I rather liked Woody Varner and do not disagree with Robert Knoll's placement of him as among the best NU leaders of all time. Varner was a prodigious fund-raiser. He was the man behind the Lied Center in Lincoln. He made many friends for the university and for the whole state. He had his faults. He would try to come between people to create rifts, which he would then try to exploit. His reorganization of the university, making himself president of all the campuses under a central administration, would later backfire. Creation of a separate UNL and UNMC eventually, in 2011, cost UNL membership in the prestigious Association of American Universities, a huge blow which he could not have foreseen. But I'll wager Woody could have kept UNL in the AAU had he still been around; he would have have charmed AAU presidents to no end and come away with UNL membership in AAU intact.
The moral of this story, if it has one, is that when it comes to budget and finance, it's better to be transparent in the first place and not to engage in flim-flam. In the end, it really doesn't pay off. That was true in the 1970s (it brought down an excellent university president) and it should be even more apparent today, if anybody's paying attention.

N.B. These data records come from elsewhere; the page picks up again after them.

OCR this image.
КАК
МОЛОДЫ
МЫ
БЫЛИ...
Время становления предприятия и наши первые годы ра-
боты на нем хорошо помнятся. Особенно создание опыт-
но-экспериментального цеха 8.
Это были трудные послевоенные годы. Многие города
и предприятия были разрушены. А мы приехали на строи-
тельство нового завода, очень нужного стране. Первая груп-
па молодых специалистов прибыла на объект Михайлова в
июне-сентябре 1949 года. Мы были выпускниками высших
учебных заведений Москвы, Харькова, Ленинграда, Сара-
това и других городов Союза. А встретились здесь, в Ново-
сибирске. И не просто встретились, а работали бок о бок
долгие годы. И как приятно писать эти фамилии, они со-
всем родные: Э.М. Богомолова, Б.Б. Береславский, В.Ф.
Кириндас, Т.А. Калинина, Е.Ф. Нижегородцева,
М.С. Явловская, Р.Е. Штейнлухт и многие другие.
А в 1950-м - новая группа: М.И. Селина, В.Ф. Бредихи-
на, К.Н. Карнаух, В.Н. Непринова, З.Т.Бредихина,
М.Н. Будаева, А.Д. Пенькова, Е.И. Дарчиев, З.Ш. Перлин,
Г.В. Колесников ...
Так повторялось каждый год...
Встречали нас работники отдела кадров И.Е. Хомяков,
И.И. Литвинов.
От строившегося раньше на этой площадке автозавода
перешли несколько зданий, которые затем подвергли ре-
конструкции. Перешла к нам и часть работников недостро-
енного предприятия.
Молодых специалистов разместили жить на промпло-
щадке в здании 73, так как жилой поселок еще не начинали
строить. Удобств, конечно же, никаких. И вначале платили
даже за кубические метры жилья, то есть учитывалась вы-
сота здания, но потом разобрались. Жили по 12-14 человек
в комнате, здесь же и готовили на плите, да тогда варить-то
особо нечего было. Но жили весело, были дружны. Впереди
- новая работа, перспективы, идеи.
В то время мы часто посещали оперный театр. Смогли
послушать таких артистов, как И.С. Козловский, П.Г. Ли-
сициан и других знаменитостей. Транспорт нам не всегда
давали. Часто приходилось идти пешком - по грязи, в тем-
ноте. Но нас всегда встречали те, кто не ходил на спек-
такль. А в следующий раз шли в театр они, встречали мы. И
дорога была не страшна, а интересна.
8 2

Postscript: I know this history because I was an eyewitness to it as well as an active participant. When President Varner and Governor Exon met to discuss these and other budget matters, I was customarily present. I was intimately familiar with the Governor's budget numbers and knew the care with which they had been worked up and reviewed. When Senator Marvel went after President Varner in open hearing, I was in the hearing room and felt the tension. Marvel himself was still miffed about his loss in the previous gubernatorial race. He had tried to position himself with voters as a friend of the university through his earmarked appropriations, only to lose the election and then have the university object to his way of writing appropriations bills. It was salt in the wound. When the university prevailed in its lawsuit, unfortunately it was not only Marvel's appropriations bills that were found to be unconstitutional, but several longstanding statutory provisions dealing with procurement and personnel as well, which were not intended to invade the university's prerogatives but merely to remove inequities across state government. This is an unfortunate legacy of the ambition and overreach of Richard Marvel.